GALUH

Prayogo Anggoro
Chapter #224

S5. Arah yang Pasti

Dugaan salah satu Trinata merupakan anggota Caturenzi dituturkan oleh Kiliran Jao sebab pihak istana negeri Tirta tidak mampu mencari keberadaan Caturenzi tersebut yang merupakan satu angkatan dengan tiga anggota lainnya yang telah gugur pada insiden pesta pantai dalam penyerangan Arakar. Diketahui, terakhir jejak anggota Caturenzi tersebut mendapatkan perintah dari Tirtadev ketika mendengar perang Tetrabarun di perairan tanah Mentawai.

Gelar Caturenzi diberikan kepada keluarga bangsawan istana yang lulus seleksi sebagai petinggi kekuasaan Tirtadev yang berjumlah empat anggota. Setiap Caturenzi memegang sebuah materai khusus sebagai tanda keaktifannya yang bisa menunjukkan keberadaannya dalam menjalankan tugas jauh masih hidup, dan setiap anggota yang gugur maka materai yang dimilikinya akan kembali pada tempatnya dekat singgasana Tirtadev.

Ketika gugurnya tiga anggota Caturenzi akibat serangan Arakar, maka tiga anggota baru dilantik sementara satu posisi tetap kosong sebab keberadaan satu anggota Caturenzi menghilang keberadaannya sekalipun diketahui bahwa beliau masih hidup di suatu tempat. Karena perginya Caturenzi itu, pihak istana menduga bahwa berhasilnya penyusupan Arakar di istana Dhamma ada pihak dalam yang membantu.

Dugaan itu diperkuat bahwa anggota Arakar merupakan seorang Tetrabarun yang berhasil memenangkan perang di perairan tanah Mentawai, sementara hilangnya keberadaan Caturenzi itu pun dalam tugas mengawasi jalannya perang tersebut agar tidak mendekat ke wilayah daratan Andalas. Kiliran Jao pun menambahkan bahwa, ketiga anggota Arakar yang melakukan penyerangan di istana Dhamma pun terlihat di tanah Minangkabau dan membunuh gurunya, Datuak Marunggul.

Berbekal informasi dari Kiliran Jao, kali ini pelayaran kapal Mena memiliki tujuan yang pasti untuk mencari keberadaan Trinata. Terlihat, di lepas pantai pulau Siberut, kapal Mena siap berlayar meninggalkan tanah Mentawai.

"SELAMAT TINGGAL SEMUANYA!" teriakan Boe mewakili semua penumpang kapal Mena mengucapkan selamat tinggal kepada mereka yang ditinggal di tanah Mentawai.

Setelah mengantar kapal Mena kembali berlayar, Pitung bersama Kiliran Jao menuju rumah rusuk mengikuti ketua suku tanah Mentawai untuk mencari harta Karun Trio Legendaris. Di dalam rumah rusuk sendiri terdapat banyak sekali peti harta dari bangkai kapal yang dikumpulkan tanpa dibuka sama sekali oleh penduduk Mentawai.

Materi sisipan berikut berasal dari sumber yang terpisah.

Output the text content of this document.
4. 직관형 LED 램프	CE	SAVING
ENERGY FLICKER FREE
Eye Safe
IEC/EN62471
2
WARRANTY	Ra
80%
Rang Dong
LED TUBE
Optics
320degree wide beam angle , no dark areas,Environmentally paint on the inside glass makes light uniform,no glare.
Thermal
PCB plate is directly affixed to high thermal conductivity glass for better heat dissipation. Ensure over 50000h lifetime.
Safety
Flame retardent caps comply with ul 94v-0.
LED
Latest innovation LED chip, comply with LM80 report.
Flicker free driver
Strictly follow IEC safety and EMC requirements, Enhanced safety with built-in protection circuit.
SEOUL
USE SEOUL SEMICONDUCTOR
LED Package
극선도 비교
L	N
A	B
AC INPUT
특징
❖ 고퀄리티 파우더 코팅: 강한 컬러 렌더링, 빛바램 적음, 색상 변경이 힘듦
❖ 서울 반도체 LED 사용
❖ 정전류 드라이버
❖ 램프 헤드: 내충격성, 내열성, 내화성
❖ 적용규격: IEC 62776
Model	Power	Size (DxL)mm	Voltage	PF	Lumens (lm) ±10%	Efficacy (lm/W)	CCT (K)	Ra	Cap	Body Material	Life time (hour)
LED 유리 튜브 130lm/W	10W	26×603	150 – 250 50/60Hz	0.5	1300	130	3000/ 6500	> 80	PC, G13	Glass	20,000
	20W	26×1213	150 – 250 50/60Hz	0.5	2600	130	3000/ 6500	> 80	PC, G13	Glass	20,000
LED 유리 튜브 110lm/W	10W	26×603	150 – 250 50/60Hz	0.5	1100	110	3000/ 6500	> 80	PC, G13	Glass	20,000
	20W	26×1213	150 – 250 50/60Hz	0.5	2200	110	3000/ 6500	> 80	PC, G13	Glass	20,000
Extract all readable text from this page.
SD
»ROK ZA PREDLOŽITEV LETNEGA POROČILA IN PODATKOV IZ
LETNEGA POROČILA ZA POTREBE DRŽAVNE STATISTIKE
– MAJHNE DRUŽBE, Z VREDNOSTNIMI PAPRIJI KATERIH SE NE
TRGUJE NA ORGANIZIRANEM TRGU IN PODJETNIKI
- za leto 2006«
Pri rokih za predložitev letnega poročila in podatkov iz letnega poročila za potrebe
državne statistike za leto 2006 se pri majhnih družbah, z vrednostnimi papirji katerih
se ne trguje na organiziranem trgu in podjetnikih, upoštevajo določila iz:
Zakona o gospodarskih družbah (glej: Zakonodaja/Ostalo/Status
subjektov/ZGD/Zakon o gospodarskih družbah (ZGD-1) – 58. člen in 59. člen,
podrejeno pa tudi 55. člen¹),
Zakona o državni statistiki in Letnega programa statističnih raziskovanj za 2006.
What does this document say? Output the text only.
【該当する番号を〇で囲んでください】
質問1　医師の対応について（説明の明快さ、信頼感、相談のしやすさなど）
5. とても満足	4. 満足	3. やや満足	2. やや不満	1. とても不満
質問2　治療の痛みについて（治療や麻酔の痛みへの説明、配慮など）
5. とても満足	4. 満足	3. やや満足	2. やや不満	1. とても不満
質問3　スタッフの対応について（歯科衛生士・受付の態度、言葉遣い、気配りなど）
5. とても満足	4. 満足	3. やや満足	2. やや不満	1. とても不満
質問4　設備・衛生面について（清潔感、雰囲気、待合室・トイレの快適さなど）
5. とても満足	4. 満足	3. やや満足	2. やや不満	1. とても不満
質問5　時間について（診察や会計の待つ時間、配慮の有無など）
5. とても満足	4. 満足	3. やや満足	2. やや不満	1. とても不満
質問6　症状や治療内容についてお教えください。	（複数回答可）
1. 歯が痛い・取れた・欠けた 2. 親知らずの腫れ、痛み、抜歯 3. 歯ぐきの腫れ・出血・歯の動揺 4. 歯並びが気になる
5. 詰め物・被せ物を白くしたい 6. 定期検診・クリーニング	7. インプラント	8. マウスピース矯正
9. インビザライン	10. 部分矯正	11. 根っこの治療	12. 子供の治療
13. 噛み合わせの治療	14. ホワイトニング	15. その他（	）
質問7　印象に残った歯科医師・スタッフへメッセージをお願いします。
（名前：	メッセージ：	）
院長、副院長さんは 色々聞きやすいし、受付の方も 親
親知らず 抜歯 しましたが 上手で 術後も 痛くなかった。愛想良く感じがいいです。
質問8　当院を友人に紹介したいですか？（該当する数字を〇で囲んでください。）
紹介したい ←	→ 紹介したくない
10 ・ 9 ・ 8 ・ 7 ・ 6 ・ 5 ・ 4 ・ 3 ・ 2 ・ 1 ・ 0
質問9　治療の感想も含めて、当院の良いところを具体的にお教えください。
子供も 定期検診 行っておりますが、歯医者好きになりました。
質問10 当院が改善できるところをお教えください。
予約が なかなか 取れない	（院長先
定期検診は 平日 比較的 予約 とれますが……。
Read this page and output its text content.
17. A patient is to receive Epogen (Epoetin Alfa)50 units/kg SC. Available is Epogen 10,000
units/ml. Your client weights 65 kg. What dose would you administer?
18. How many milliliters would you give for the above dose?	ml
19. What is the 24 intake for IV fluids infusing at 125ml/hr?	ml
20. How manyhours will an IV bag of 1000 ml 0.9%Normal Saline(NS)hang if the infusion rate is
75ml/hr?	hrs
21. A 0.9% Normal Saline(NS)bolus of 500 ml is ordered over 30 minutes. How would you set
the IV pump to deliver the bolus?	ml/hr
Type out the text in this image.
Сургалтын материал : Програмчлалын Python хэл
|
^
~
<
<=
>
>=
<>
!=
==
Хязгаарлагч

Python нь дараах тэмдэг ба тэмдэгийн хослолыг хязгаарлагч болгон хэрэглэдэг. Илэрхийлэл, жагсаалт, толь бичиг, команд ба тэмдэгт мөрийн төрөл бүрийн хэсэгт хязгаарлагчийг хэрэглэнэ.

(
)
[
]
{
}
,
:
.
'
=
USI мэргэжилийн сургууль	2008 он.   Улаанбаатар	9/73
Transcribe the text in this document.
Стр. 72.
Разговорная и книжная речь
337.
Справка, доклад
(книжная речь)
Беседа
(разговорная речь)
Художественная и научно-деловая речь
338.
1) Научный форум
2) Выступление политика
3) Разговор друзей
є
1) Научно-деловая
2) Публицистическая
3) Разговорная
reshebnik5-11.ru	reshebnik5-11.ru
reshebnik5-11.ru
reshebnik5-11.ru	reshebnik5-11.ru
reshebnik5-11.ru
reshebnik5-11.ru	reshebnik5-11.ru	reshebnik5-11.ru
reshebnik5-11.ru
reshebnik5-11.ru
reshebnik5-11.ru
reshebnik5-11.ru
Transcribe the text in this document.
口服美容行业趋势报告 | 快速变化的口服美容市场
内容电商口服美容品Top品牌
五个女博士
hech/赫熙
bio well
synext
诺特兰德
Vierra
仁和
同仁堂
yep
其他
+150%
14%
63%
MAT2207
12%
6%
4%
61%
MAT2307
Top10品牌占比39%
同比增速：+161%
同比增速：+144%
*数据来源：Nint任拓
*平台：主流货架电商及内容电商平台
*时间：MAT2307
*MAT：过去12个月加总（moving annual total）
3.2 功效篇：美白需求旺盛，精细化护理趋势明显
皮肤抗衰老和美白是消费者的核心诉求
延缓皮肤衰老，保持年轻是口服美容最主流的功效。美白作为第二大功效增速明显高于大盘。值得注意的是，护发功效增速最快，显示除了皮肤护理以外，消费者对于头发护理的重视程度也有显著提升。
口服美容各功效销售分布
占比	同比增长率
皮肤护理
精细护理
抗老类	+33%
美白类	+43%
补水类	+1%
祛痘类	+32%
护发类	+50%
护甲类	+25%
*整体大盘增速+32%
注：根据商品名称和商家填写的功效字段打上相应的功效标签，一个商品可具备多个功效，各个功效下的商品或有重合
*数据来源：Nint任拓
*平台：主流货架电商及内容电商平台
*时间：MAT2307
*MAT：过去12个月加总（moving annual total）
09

Ketua suku tanah Mentawai yang mampu melihat masa depan melalui ritualnya sudah menduga bahwa akan ada hal penting mengenai terdamparnya ratusan bangkai kapal di perairan mereka. Karena itu, semua harta yang diambil disimpan sampai waktu semuanya untuk dibuka seperti sekarang.

Ketika sedang memeriksa peti-peti harta itu, Pitung mencoba mengobrol dengan Kiliran Jao. "Tugas para Dewan kini sudah selesai, apakah kamu masih memiliki tugas lain dari pihak istana?" Sebelumnya, Pitung telah mengenal Kiliran Jao ketika dibawa oleh tuan Tian Malaka di pulau Nusakambangan.

"Aku memutuskan untuk berhenti tugas dari pihak pemerintah negeri Tirta dan kembali ke tanah Minangkabau," jawab Kiliran Jao. "Aku pikir bisa menemani masa kecil anak pertama tapi setelah bertemu dengan roh bintang Eridanus, mungkin aku harus meninggalkan dia di keraton Pagaruyung bersama ibunya."

"Memangnya apa yang tersimpan di harta peninggalan Trio Legendaris itu?"

"Aku juga tidak tahu pasti dengan maksud roh bintang Eridanus, tapi hal itu berhubungan dengan Sanghyang Taya." Sebelumnya Kiliran Jao tidak sempat menceritakan mengenai sosok tersebut.

Pitung pun terkejut mendengarnya. "Siapa Sanghyang Taya?"